A Organização Marítima Internacional (OMI) prevê que o fluxo de transporte nos mares até 2050 poderá dobrar. Uma perspectiva nada animadora para o combate ao aquecimento global.

O transporte marítimo global já é um grande poluidor, respondendo sozinho por 3% das emissões de gases de efeito estufa – o equivalente ao transporte aéreo ou a um país como a Alemanha. O setor consome 400 milhões de toneladas de óleo combustível por ano, incluindo 250 milhões de toneladas para o frete, que representa 80% do transporte de mercadorias em todo o mundo.

No entanto, cabe observar que o transporte marítimo é, de longe, o modo de transporte mais limpo por tonelada de mercadorias transportadas por quilômetro.

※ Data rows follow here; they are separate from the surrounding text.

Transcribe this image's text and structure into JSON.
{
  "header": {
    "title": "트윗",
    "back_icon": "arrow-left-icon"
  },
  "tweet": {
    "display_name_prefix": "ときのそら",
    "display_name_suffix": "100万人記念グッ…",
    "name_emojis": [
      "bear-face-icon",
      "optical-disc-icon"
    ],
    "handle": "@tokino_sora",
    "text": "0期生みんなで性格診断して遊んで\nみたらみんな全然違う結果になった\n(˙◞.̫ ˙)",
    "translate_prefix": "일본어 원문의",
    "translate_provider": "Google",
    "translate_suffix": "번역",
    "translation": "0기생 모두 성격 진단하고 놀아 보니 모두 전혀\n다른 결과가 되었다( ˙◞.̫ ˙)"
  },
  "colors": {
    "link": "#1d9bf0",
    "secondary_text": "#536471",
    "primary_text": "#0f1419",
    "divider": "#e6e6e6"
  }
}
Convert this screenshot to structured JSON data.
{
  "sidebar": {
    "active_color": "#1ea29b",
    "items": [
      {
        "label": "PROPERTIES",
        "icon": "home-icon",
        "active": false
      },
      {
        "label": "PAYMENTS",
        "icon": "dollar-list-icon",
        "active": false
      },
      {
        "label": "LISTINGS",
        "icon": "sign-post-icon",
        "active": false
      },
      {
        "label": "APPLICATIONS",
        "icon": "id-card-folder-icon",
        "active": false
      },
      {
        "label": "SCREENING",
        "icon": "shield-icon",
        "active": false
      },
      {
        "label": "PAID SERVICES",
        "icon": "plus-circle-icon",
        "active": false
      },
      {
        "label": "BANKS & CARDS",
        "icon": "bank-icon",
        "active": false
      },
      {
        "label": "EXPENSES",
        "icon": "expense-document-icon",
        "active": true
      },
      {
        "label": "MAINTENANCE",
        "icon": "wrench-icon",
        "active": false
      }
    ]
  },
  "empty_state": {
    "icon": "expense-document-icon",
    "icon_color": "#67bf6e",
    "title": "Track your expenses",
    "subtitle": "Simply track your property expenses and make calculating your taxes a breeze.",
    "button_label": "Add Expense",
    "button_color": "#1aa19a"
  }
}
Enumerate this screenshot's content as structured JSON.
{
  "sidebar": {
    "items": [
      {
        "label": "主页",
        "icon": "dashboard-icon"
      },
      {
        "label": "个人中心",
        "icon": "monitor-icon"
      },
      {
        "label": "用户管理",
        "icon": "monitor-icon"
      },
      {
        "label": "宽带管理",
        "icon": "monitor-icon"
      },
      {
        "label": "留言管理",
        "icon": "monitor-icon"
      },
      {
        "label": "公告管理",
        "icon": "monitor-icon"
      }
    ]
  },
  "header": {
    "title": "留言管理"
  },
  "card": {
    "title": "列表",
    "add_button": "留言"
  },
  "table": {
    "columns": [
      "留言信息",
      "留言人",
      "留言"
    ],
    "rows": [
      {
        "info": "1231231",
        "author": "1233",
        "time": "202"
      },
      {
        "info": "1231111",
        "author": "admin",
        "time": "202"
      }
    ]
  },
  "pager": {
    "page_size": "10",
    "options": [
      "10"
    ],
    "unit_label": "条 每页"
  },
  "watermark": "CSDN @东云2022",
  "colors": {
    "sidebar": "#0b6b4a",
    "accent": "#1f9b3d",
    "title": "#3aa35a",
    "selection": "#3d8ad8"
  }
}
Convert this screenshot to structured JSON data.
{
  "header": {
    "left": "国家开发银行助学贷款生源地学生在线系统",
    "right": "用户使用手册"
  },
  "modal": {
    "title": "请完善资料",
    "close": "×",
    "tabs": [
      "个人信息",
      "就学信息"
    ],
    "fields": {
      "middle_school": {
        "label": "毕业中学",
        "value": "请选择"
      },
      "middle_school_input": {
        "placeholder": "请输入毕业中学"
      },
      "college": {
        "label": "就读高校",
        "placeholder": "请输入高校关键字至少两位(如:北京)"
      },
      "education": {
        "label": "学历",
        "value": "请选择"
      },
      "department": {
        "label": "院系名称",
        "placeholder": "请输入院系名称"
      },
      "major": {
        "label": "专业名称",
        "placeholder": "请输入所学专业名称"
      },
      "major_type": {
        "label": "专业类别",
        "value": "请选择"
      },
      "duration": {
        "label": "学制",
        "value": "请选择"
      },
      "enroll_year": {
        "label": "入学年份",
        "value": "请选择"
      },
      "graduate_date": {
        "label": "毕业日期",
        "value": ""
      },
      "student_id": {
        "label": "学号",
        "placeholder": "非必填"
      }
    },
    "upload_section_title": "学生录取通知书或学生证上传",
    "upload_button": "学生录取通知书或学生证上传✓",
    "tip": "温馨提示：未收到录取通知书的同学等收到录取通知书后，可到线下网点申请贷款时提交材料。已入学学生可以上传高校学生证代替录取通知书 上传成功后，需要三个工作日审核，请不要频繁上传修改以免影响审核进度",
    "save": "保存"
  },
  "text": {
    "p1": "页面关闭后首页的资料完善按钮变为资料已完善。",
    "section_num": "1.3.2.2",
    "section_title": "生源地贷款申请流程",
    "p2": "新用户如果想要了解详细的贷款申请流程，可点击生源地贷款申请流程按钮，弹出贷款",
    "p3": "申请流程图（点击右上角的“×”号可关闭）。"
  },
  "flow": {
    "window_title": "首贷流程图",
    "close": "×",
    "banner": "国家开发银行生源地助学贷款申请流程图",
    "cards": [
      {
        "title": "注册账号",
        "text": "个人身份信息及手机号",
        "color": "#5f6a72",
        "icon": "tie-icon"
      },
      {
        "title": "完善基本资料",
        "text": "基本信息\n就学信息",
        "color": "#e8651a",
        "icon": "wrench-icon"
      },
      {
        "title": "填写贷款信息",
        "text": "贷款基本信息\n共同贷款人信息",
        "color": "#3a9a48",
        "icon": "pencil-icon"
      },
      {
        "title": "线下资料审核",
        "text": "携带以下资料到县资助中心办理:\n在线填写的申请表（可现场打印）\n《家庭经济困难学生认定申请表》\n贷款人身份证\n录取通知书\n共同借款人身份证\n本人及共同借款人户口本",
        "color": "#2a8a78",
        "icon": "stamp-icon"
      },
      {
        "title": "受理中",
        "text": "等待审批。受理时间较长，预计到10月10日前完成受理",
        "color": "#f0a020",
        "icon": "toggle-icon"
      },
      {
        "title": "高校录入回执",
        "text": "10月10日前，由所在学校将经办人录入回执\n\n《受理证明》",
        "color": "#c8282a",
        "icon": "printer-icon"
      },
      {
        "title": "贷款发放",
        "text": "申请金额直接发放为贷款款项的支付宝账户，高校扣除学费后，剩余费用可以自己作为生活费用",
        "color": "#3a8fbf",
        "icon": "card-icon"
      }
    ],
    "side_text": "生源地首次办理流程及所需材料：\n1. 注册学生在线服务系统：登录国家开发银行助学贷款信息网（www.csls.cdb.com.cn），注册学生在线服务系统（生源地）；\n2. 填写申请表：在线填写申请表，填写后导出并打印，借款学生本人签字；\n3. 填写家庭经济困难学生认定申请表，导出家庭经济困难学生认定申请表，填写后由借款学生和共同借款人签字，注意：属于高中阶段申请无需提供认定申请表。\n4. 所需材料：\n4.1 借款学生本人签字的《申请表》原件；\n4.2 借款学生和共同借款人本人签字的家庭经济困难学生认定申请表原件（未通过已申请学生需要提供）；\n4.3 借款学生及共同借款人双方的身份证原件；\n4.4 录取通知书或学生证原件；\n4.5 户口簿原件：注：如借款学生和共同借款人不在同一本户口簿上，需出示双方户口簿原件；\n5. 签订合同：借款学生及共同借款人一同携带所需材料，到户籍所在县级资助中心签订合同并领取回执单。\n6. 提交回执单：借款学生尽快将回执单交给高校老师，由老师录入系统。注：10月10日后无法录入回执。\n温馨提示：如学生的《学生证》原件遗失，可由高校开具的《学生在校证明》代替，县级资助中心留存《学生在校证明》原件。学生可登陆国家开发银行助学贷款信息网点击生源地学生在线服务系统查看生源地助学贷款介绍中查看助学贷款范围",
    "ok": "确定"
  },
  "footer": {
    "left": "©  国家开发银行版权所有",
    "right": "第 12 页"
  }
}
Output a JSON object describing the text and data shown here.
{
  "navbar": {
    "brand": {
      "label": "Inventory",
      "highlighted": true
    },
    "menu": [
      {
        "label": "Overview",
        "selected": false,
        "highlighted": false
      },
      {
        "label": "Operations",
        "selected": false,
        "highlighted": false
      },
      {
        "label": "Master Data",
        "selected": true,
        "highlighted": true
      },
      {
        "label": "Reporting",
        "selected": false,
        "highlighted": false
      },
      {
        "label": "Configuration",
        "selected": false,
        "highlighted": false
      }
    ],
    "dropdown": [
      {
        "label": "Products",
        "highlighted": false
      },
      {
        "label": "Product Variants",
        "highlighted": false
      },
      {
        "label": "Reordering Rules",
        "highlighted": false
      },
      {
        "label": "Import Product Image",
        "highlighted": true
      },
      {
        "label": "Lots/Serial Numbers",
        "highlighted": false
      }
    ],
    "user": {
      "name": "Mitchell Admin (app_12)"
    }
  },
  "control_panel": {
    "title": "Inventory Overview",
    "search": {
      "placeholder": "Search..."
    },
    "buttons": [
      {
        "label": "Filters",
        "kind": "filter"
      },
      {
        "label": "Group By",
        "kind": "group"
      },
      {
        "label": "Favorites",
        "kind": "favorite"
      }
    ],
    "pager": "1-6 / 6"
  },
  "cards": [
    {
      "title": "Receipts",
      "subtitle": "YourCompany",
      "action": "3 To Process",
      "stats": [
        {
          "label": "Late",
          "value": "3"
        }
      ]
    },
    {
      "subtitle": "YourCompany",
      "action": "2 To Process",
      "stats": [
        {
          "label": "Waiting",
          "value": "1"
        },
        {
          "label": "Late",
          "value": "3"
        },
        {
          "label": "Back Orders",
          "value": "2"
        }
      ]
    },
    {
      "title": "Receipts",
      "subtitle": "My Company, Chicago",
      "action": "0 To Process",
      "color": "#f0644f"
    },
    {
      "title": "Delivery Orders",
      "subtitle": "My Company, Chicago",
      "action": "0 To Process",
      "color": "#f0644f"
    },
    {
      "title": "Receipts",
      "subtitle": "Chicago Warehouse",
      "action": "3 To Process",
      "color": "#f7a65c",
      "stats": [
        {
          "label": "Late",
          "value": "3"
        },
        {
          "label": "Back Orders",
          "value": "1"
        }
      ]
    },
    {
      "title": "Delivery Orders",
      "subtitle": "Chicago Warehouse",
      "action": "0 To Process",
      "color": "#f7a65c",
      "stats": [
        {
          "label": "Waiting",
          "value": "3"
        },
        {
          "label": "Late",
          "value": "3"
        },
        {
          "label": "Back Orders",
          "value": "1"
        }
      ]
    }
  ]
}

A emergência climática levou os legisladores a incentivar o uso de navios que emitem menos. Em julho de 2023, a União Europeia adotou o novo regulamento “FuelEU Maritime“. A partir de janeiro de 2025, os grandes navios de carga e de passageiros serão alinhados com o pacote legislativo mais amplo “Ajuste ao objetivo 55” da Comissão.

“A maioria das tecnologias necessárias já está disponível”

Esse texto, apresentado em meados de 2021, estabelece uma meta de redução das emissões da Europa em pelo menos 55% até 2030, em comparação com os níveis de 1990, para alcançar a neutralidade de carbono até 2050.

Soma-se a essa legislação um novo quadro, aplicável a partir de 1.° de janeiro de 2024 para todas as embarcações comerciais ou de transporte de passageiros com mais de 5.000 toneladas de tonelagem bruta: o sistema europeu de licenças de emissões de CO2. As mercadorias entrando na Europa agora serão precificadas de acordo com as emissões do armador, e sobretaxas serão cobradas aos clientes.

A política de descarbonização do transporte marítimo não diz respeito apenas à Europa. Em 7 de julho de 2023, os 175 estados-membros da OMI adotaram a “Estratégia OMI 2023” para a redução das emissões de gases de efeito estufa dos navios, com metas reforçadas para combater as emissões nocivas.

A estratégia inclui uma ambição comum reforçada para alcançar zero emissões líquidas de gases de efeito estufa no transporte marítimo internacional até 2050, um compromisso para garantir a adoção de combustíveis alternativos com emissões de gases de efeito estufa zero ou quase zero até 2030, e pontos de controle indicativos para 2030 e 2040.

Investimentos pesados

Mas os Estados não são os únicos a se mobilizarem. Incentivados pelos grandes embarcadores que querem navios com “zero carbono”, cinco armadores (CMA CGM, MSC, Hapag-Lloyd, HMM e A.P. Moller-Maersk) assumiram o compromisso, em dezembro de 2023, de descarbonizar completamente o transporte marítimo até 2050.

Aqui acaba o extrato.